En su magistral y entrañable Zen y el arte del mantenimiento de la motocicleta, Robert M. Pirsig logró convertir a la más árida filosofía griega en un tema que se lee como si fuera una fascinante novela policiaca. Casi sin creerlo, como lectores avanzamos ávidos de conocer el desenlace de la historia de Fedro, álter ego del narrador que literalmente enloquece a causa de las batallas mentales en las que se enfrasca, principalmente alrededor del concepto de Calidad. En el fondo, la pregunta que Fedro se hace por el tema de la Calidad es: “¿Qué es lo bueno?”, asunto que se encuadra en esa categoría de las cosas que sabemos en algún nivel, pero que si tuviéramos que definir nos resultaría imposible. En algún momento de la novela, Pirsig señala un punto de inflexión clave en la historia del pensamiento griego, y por ende occidental, que en buena medida sigue presente en nuestra época. Explica que conforme se entronizó a la razón como capacidad máxima del hombre, y parámetro a partir del cual se estructuraría tanto la filosofía, como la vida individual, como la propia vida en sociedad, el bien, lo bueno, la virtud, la areté griega, quedó subordinada a la razón como algo deseable y agradable, pero que viene siempre detrás de lo que la lógica más implacable nos dicte que debemos hacer.
En la actualidad vivimos con toda claridad las consecuencias de este pliegue en apariencia intrascendente, pues nuestras sociedades se mueven dentro de lo que Max Weber llamó “racionalidad instrumental”. Entonces, por ejemplo, en la producción de bienes, lo que prima no es la búsqueda de calidad como tal (salvo en los casos en los que se rentabiliza explícitamente y entonces se vende como lujo), sino lo que la racionalidad dicte que es lo óptimo en términos de costo-beneficio, y de ahí que la enorme mayoría de productos que rodean nuestras vidas terminen por ser baratijas desechables.

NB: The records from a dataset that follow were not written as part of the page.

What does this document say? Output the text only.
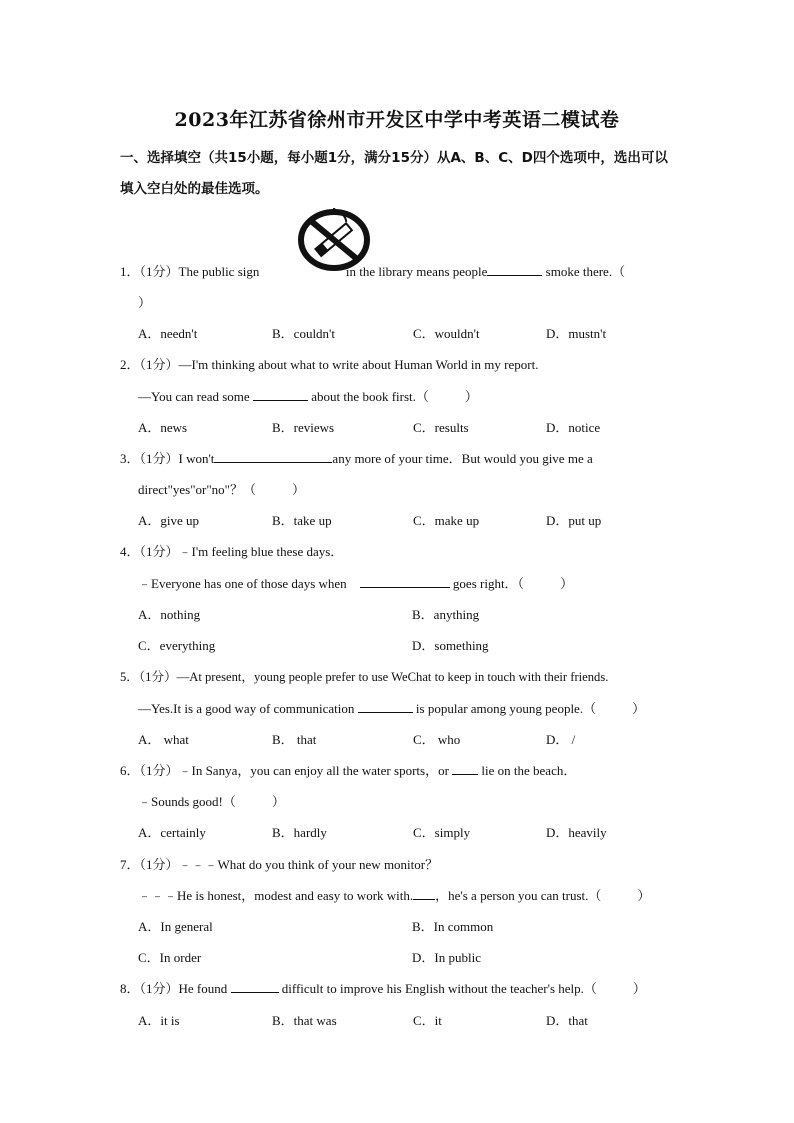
2023年江苏省徐州市开发区中学中考英语二模试卷
一、选择填空（共15小题，每小题1分，满分15分）从A、B、C、D四个选项中，选出可以填入空白处的最佳选项。
1．（1分）The public sign	in the library means people	smoke there.（
）
A．needn't	B．couldn't	C．wouldn't	D．mustn't
2．（1分）—I'm thinking about what to write about Human World in my report.
—You can read some	about the book first.（	）
A．news	B．reviews	C．results	D．notice
3．（1分）I won't	any more of your time．But would you give me a
direct"yes"or"no"？（	）
A．give up	B．take up	C．make up	D．put up
4．（1分）﹣I'm feeling blue these days．
﹣Everyone has one of those days when	goes right．（	）
A．nothing	B．anything
C．everything	D．something
5．（1分）—At present，young people prefer to use WeChat to keep in touch with their friends.
—Yes.It is a good way of communication	is popular among young people.（	）
A． what	B． that	C． who	D． /
6．（1分）﹣In Sanya，you can enjoy all the water sports，or	lie on the beach．
﹣Sounds good!（	）
A．certainly	B．hardly	C．simply	D．heavily
7．（1分）﹣﹣﹣What do you think of your new monitor？
﹣﹣﹣He is honest，modest and easy to work with. ，he's a person you can trust.（	）
A．In general	B．In common
C．In order	D．In public
8．（1分）He found	difficult to improve his English without the teacher's help.（	）
A．it is	B．that was	C．it	D．that
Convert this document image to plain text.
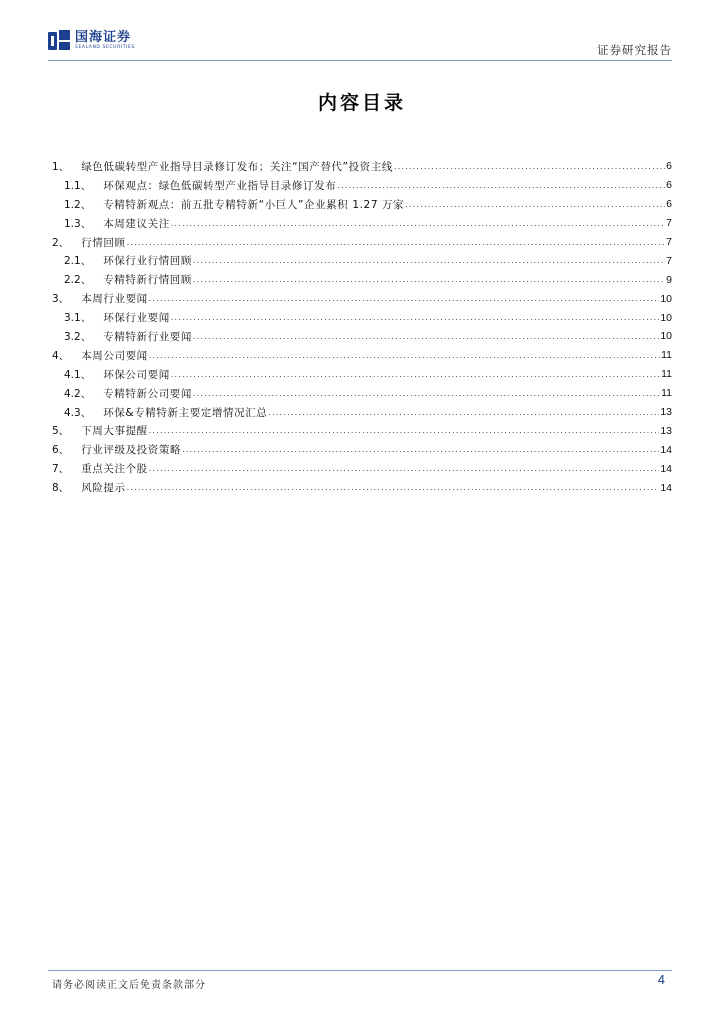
国海证券
SEALAND SECURITIES	证券研究报告
内容目录
1、 绿色低碳转型产业指导目录修订发布；关注“国产替代”投资主线 .....	6
1.1、 环保观点：绿色低碳转型产业指导目录修订发布 .....	6
1.2、 专精特新观点：前五批专精特新“小巨人”企业累积 1.27 万家 .....	6
1.3、 本周建议关注 .....	7
2、 行情回顾 .....	7
2.1、 环保行业行情回顾 .....	7
2.2、 专精特新行情回顾 .....	9
3、 本周行业要闻 .....	10
3.1、 环保行业要闻 .....	10
3.2、 专精特新行业要闻 .....	10
4、 本周公司要闻 .....	11
4.1、 环保公司要闻 .....	11
4.2、 专精特新公司要闻 .....	11
4.3、 环保&专精特新主要定增情况汇总 .....	13
5、 下周大事提醒 .....	13
6、 行业评级及投资策略 .....	14
7、 重点关注个股 .....	14
8、 风险提示 .....	14
请务必阅读正文后免责条款部分	4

Incluso la filantropía, supuesto culmen del bien desinteresado, se mueve hoy por categorías de conveniencia, pues no solo permite pagar menos impuestos, sino que a menudo es un meticuloso cálculo visto como gasto en imagen y en relaciones públicas. El imperio de la racionalidad instrumental tiene consecuencias sociales desastrosas.
Ahora que vivimos una crisis sistémica que abarca prácticamente todos los niveles de la vida en sociedad, tal vez podríamos empezar a imaginar nuevos paradigmas de convivencia a partir de pensadores como Pirsig y su idea de Calidad. Quizá si antepusiéramos un poco más lo bueno a lo conveniente, podríamos empezar a apaciguar un poco las llamas del infierno que nadie más que nosotros hemos creado.